Graphique 1 : bulle des IPO (évolution sur 5 ans : ETF sur Renaissance IPO et S&P 500).

Source : YCharts, Wolfstreet.com. Données au 11 décembre 2020.

Selon Bloomberg, les capitaux levés par les IPO depuis le début de l’année 2020 dépassent les 160 milliards de dollars, soit un nouveau record. Le jour de l’IPO de Doordash, il y a eu six autres introductions en Bourse : C3.ai, une société spécialisée dans l’intelligence artificielle (IA) en entreprise (+160 % par rapport au prix d’émission), PubMatic, une plate-forme de publicité Internet (+60%) et quatre nouvelles sociétés d’acquisition à usage spécial (SPAC), communément appelées sociétés de « chèque en blanc » en raison de leur nature qui mise sur le liquide uniquement, ne procédant pas encore à des investissements. Nous estimons qu’une bulle préoccupante se forme au sein même du marché des SPAC, comme nous le verrons plus en détail dans un prochain article.

De nombreuses actions présentent des fluctuations de cours préoccupantes dans l’environnement actuel, mais compte tenu du fait que nombreuses autres sociétés se négocient à des valorisations raisonnables, si ce n’est bon marché, les opportunités de génération d’alpha semblent significatives. Cela n’a strictement rien à voir avec le contexte de la bulle Internet. Selon nous, une approche d’investissement axée sur les valorisations intrinsèques est aujourd’hui incontournable pour éviter les pièges. Lorsque c’est le troupeau qui définit les cours en Bourse, une approche intelligente de la valeur a toutes les chances de porter des fruits. Popularité n’est pas synonyme de responsabilité fiduciaire.

La capitalisation boursière de Tesla (environ 600 milliards de dollars le 11 décembre 2020) est cohérente avec la valeur de marché de l’ensemble de l’industrie automobile traditionnelle. Ceci implique que Tesla remplacera l’ensemble de l’industrie automobile existante ou que ses véhicules électriques/technologies de batterie créeront un tout nouveau et immense secteur de rupture dans le domaine de l’énergie et des transports. Ces deux scénarios nous semblent difficilement justifiables. De même, de nombreuses IPO de renom se négocient aujourd’hui à des valorisations exorbitantes. Doordash a clôturé sa première séance de négociation à une capitalisation boursière proche de 60 milliards de dollars, soit 21 fois son chiffre d’affaires 2020. Grubhub, le numéro un du marché américain de la livraison de repas, a été racheté plus tôt cette année pour un montant équivalant à 4 fois son chiffre d’affaires, tandis que son acquéreur Just Eat Takeaway se négocie à 5,7 fois son chiffre d’affaires 2020. Uber, en tant qu’acteur incontournable du marché avec son produit Eats, se négocie à 9 fois son chiffre d’affaires, sachant que ce dernier devrait être impacté par la chute du co-voiturage induite par le Covid-19. Sur le front des logiciels, l’on aurait pu penser que Snowflake était voué à devenir le maître du monde compte tenu de sa valorisation extraordinaire post-IPO à 175 fois son chiffre d’affaires 2020.

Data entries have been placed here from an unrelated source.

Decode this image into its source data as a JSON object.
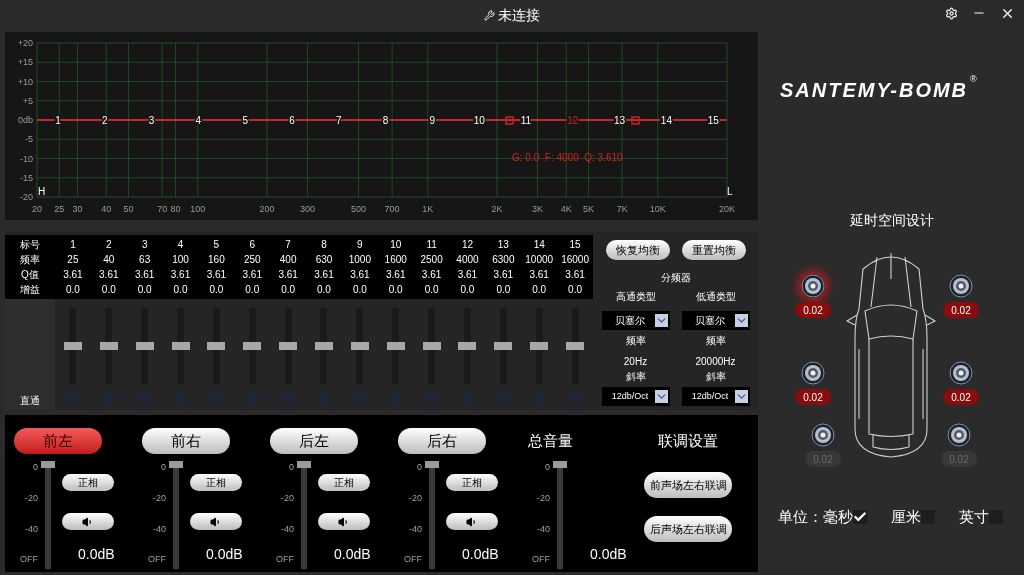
{
  "title_bar": {
    "title": "未连接"
  },
  "eq_graph": {
    "y_labels": [
      "+20",
      "+15",
      "+10",
      "+5",
      "0db",
      "-5",
      "-10",
      "-15",
      "-20"
    ],
    "x_labels": [
      "20",
      "25",
      "30",
      "40",
      "50",
      "70",
      "80",
      "100",
      "200",
      "300",
      "500",
      "700",
      "1K",
      "2K",
      "3K",
      "4K",
      "5K",
      "7K",
      "10K",
      "20K"
    ],
    "bands": [
      {
        "label": "1",
        "selected": false
      },
      {
        "label": "2",
        "selected": false
      },
      {
        "label": "3",
        "selected": false
      },
      {
        "label": "4",
        "selected": false
      },
      {
        "label": "5",
        "selected": false
      },
      {
        "label": "6",
        "selected": false
      },
      {
        "label": "7",
        "selected": false
      },
      {
        "label": "8",
        "selected": false
      },
      {
        "label": "9",
        "selected": false
      },
      {
        "label": "10",
        "selected": false
      },
      {
        "label": "11",
        "selected": false
      },
      {
        "label": "12",
        "selected": true
      },
      {
        "label": "13",
        "selected": false
      },
      {
        "label": "14",
        "selected": false
      },
      {
        "label": "15",
        "selected": false
      }
    ],
    "readout": "G: 0.0  F: 4000  Q: 3.610",
    "high_label": "H",
    "low_label": "L"
  },
  "eq_table": {
    "row_labels": [
      "标号",
      "频率",
      "Q值",
      "增益"
    ],
    "bypass_label": "直通",
    "bands": [
      {
        "number": "1",
        "frequency": "25",
        "q": "3.61",
        "gain": "0.0",
        "level": 0.5
      },
      {
        "number": "2",
        "frequency": "40",
        "q": "3.61",
        "gain": "0.0",
        "level": 0.5
      },
      {
        "number": "3",
        "frequency": "63",
        "q": "3.61",
        "gain": "0.0",
        "level": 0.5
      },
      {
        "number": "4",
        "frequency": "100",
        "q": "3.61",
        "gain": "0.0",
        "level": 0.5
      },
      {
        "number": "5",
        "frequency": "160",
        "q": "3.61",
        "gain": "0.0",
        "level": 0.5
      },
      {
        "number": "6",
        "frequency": "250",
        "q": "3.61",
        "gain": "0.0",
        "level": 0.5
      },
      {
        "number": "7",
        "frequency": "400",
        "q": "3.61",
        "gain": "0.0",
        "level": 0.5
      },
      {
        "number": "8",
        "frequency": "630",
        "q": "3.61",
        "gain": "0.0",
        "level": 0.5
      },
      {
        "number": "9",
        "frequency": "1000",
        "q": "3.61",
        "gain": "0.0",
        "level": 0.5
      },
      {
        "number": "10",
        "frequency": "1600",
        "q": "3.61",
        "gain": "0.0",
        "level": 0.5
      },
      {
        "number": "11",
        "frequency": "2500",
        "q": "3.61",
        "gain": "0.0",
        "level": 0.5
      },
      {
        "number": "12",
        "frequency": "4000",
        "q": "3.61",
        "gain": "0.0",
        "level": 0.5
      },
      {
        "number": "13",
        "frequency": "6300",
        "q": "3.61",
        "gain": "0.0",
        "level": 0.5
      },
      {
        "number": "14",
        "frequency": "10000",
        "q": "3.61",
        "gain": "0.0",
        "level": 0.5
      },
      {
        "number": "15",
        "frequency": "16000",
        "q": "3.61",
        "gain": "0.0",
        "level": 0.5
      }
    ]
  },
  "eq_actions": [
    "恢复均衡",
    "重置均衡"
  ],
  "crossover": {
    "title": "分频器",
    "filters": [
      {
        "type_label": "高通类型",
        "type": "贝塞尔",
        "frequency_label": "频率",
        "frequency": "20Hz",
        "slope_label": "斜率",
        "slope": "12db/Oct"
      },
      {
        "type_label": "低通类型",
        "type": "贝塞尔",
        "frequency_label": "频率",
        "frequency": "20000Hz",
        "slope_label": "斜率",
        "slope": "12db/Oct"
      }
    ]
  },
  "channels": [
    {
      "name": "前左",
      "selected": true,
      "scale": [
        "0",
        "-20",
        "-40",
        "OFF"
      ],
      "level": 1,
      "phase": "正相",
      "gain": "0.0dB"
    },
    {
      "name": "前右",
      "selected": false,
      "scale": [
        "0",
        "-20",
        "-40",
        "OFF"
      ],
      "level": 1,
      "phase": "正相",
      "gain": "0.0dB"
    },
    {
      "name": "后左",
      "selected": false,
      "scale": [
        "0",
        "-20",
        "-40",
        "OFF"
      ],
      "level": 1,
      "phase": "正相",
      "gain": "0.0dB"
    },
    {
      "name": "后右",
      "selected": false,
      "scale": [
        "0",
        "-20",
        "-40",
        "OFF"
      ],
      "level": 1,
      "phase": "正相",
      "gain": "0.0dB"
    }
  ],
  "master": {
    "label": "总音量",
    "scale": [
      "0",
      "-20",
      "-40",
      "OFF"
    ],
    "level": 1,
    "gain": "0.0dB"
  },
  "link": {
    "title": "联调设置",
    "buttons": [
      "前声场左右联调",
      "后声场左右联调"
    ]
  },
  "brand": {
    "logo": "SANTEMY-BOMB",
    "mark": "®"
  },
  "delay": {
    "title": "延时空间设计",
    "speakers": [
      {
        "value": "0.02",
        "selected": true,
        "enabled": true
      },
      {
        "value": "0.02",
        "selected": false,
        "enabled": true
      },
      {
        "value": "0.02",
        "selected": false,
        "enabled": true
      },
      {
        "value": "0.02",
        "selected": false,
        "enabled": true
      },
      {
        "value": "0.02",
        "selected": false,
        "enabled": false
      },
      {
        "value": "0.02",
        "selected": false,
        "enabled": false
      }
    ]
  },
  "units": {
    "label": "单位：",
    "options": [
      {
        "label": "毫秒",
        "checked": true
      },
      {
        "label": "厘米",
        "checked": false
      },
      {
        "label": "英寸",
        "checked": false
      }
    ]
  }
}
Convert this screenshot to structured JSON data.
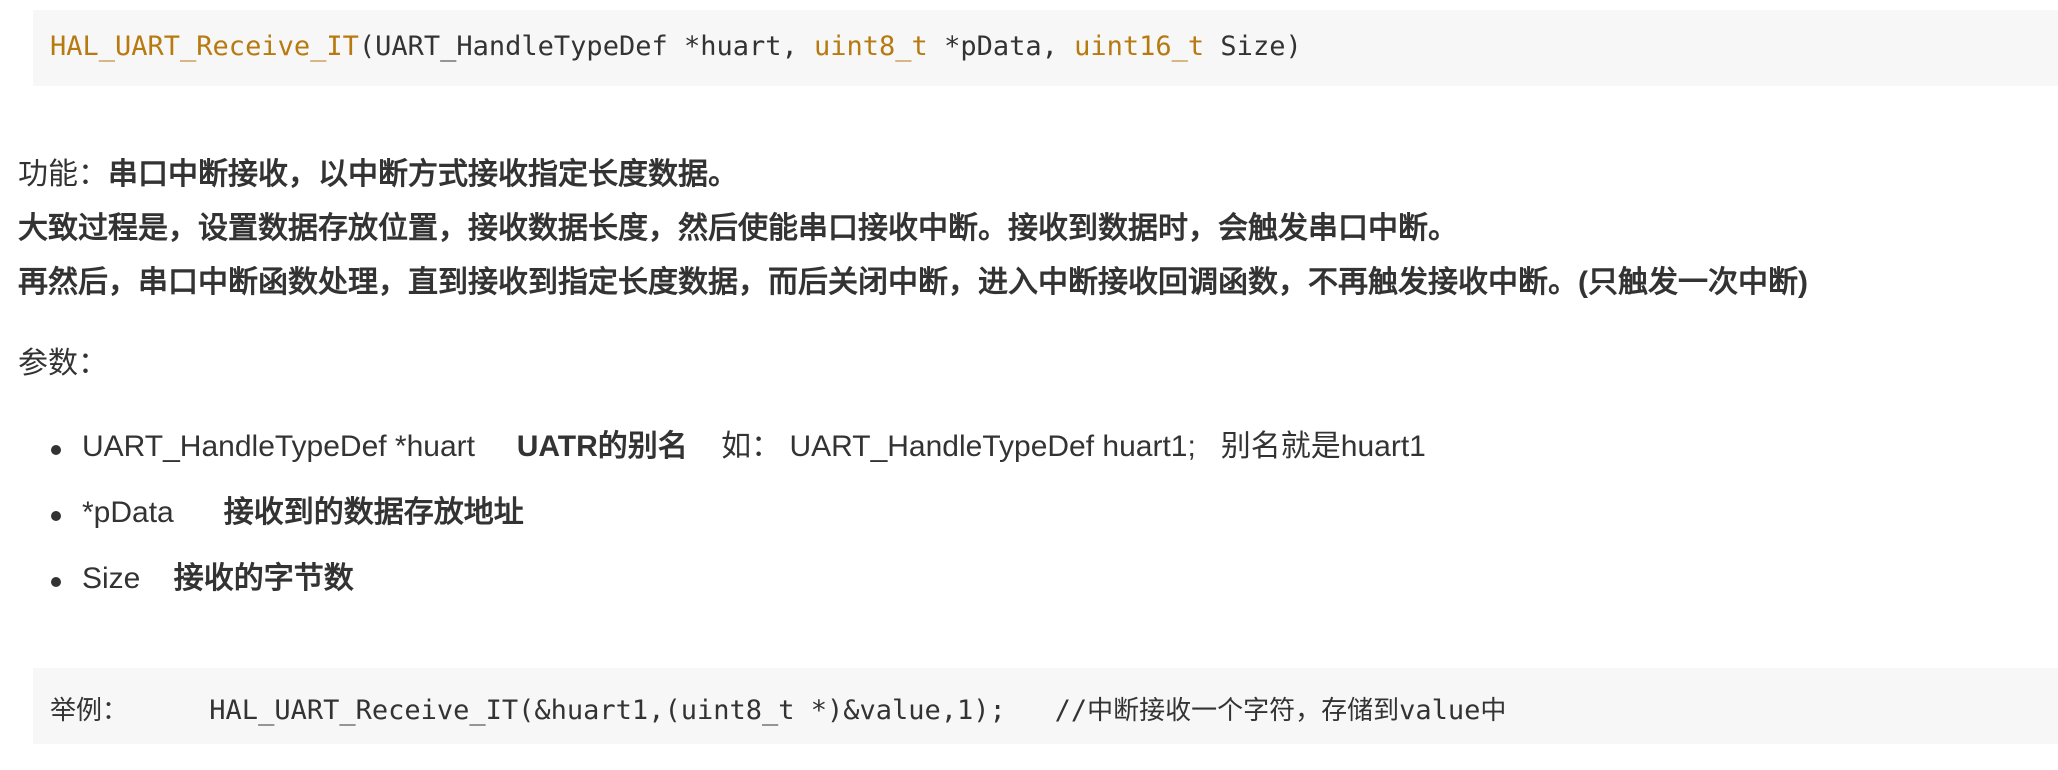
{
  "code_top": {
    "func_name": "HAL_UART_Receive_IT",
    "open": "(UART_HandleTypeDef *huart, ",
    "type1": "uint8_t",
    "mid": " *pData, ",
    "type2": "uint16_t",
    "close": " Size)"
  },
  "description": {
    "label": "功能：",
    "summary": "串口中断接收，以中断方式接收指定长度数据。",
    "line2": "大致过程是，设置数据存放位置，接收数据长度，然后使能串口接收中断。接收到数据时，会触发串口中断。",
    "line3": "再然后，串口中断函数处理，直到接收到指定长度数据，而后关闭中断，进入中断接收回调函数，不再触发接收中断。(只触发一次中断)"
  },
  "params": {
    "label": "参数：",
    "items": [
      {
        "name": "UART_HandleTypeDef *huart",
        "desc": "UATR的别名",
        "note": "如： UART_HandleTypeDef huart1;   别名就是huart1"
      },
      {
        "name": "*pData",
        "desc": "接收到的数据存放地址",
        "note": ""
      },
      {
        "name": "Size",
        "desc": "接收的字节数",
        "note": ""
      }
    ]
  },
  "code_bottom": {
    "label": "举例：",
    "code": "HAL_UART_Receive_IT(&huart1,(uint8_t *)&value,1);",
    "comment_prefix": "//",
    "comment_cn": "中断接收一个字符，存储到",
    "comment_var": "value",
    "comment_end": "中"
  }
}
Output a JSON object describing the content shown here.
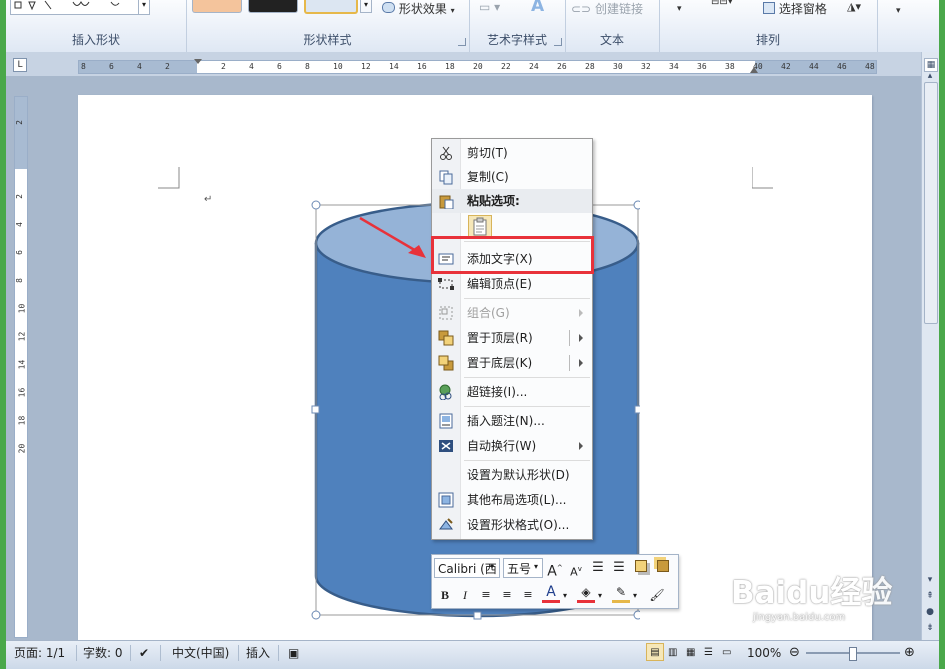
{
  "ribbon": {
    "groups": [
      {
        "label": "插入形状"
      },
      {
        "label": "形状样式"
      },
      {
        "label": "艺术字样式"
      },
      {
        "label": "文本"
      },
      {
        "label": "排列"
      }
    ],
    "shape_effects_label": "形状效果",
    "create_link_label": "创建链接",
    "selection_pane_label": "选择窗格",
    "wordart_glyph": "A"
  },
  "ruler": {
    "corner_glyph": "L",
    "h_ticks": [
      "8",
      "6",
      "4",
      "2",
      "2",
      "4",
      "6",
      "8",
      "10",
      "12",
      "14",
      "16",
      "18",
      "20",
      "22",
      "24",
      "26",
      "28",
      "30",
      "32",
      "34",
      "36",
      "38",
      "40",
      "42",
      "44",
      "46",
      "48"
    ],
    "v_ticks": [
      "2",
      "2",
      "4",
      "6",
      "8",
      "10",
      "12",
      "14",
      "16",
      "18",
      "20"
    ]
  },
  "context_menu": {
    "items": [
      {
        "label": "剪切(T)",
        "icon": "scissors-icon"
      },
      {
        "label": "复制(C)",
        "icon": "copy-icon"
      },
      {
        "label": "粘贴选项:",
        "icon": "paste-icon"
      },
      {
        "label": "添加文字(X)",
        "icon": "add-text-icon"
      },
      {
        "label": "编辑顶点(E)",
        "icon": "edit-points-icon"
      },
      {
        "label": "组合(G)",
        "icon": "group-icon"
      },
      {
        "label": "置于顶层(R)",
        "icon": "bring-front-icon"
      },
      {
        "label": "置于底层(K)",
        "icon": "send-back-icon"
      },
      {
        "label": "超链接(I)...",
        "icon": "hyperlink-icon"
      },
      {
        "label": "插入题注(N)...",
        "icon": "caption-icon"
      },
      {
        "label": "自动换行(W)",
        "icon": "wrap-text-icon"
      },
      {
        "label": "设置为默认形状(D)",
        "icon": ""
      },
      {
        "label": "其他布局选项(L)...",
        "icon": "layout-options-icon"
      },
      {
        "label": "设置形状格式(O)...",
        "icon": "format-shape-icon"
      }
    ]
  },
  "mini_toolbar": {
    "font": "Calibri (西",
    "size": "五号",
    "grow_font": "A",
    "shrink_font": "A",
    "bold": "B",
    "italic": "I",
    "font_color_glyph": "A"
  },
  "status": {
    "page": "页面: 1/1",
    "words": "字数: 0",
    "language": "中文(中国)",
    "mode": "插入",
    "zoom": "100%",
    "zoom_level": 0.5
  },
  "watermark": {
    "text": "Baidu经验",
    "sub": "jingyan.baidu.com"
  },
  "colors": {
    "shape_fill": "#4f81bd",
    "shape_top": "#95b3d7",
    "shape_stroke": "#385d8a",
    "highlight": "#e8323a"
  }
}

Pour conclure, nous pensons que certains pans de l’univers « disruptif » deviennent survalorisés, notamment dans le domaine des IPO où les investisseurs privés semblent prêts à acquérir des actions à n’importe quel prix. Par ailleurs, nous estimons qu’il existe de nombreuses poches de valeur dans la prochaine vague de thèmes disruptif tels que l’automatisation du travail de la connaissance (« knowledge work »), la santé, l’industrie, les transports et la fintech, des domaines qui devraient nous permettre de générer de l’alpha pour nos clients.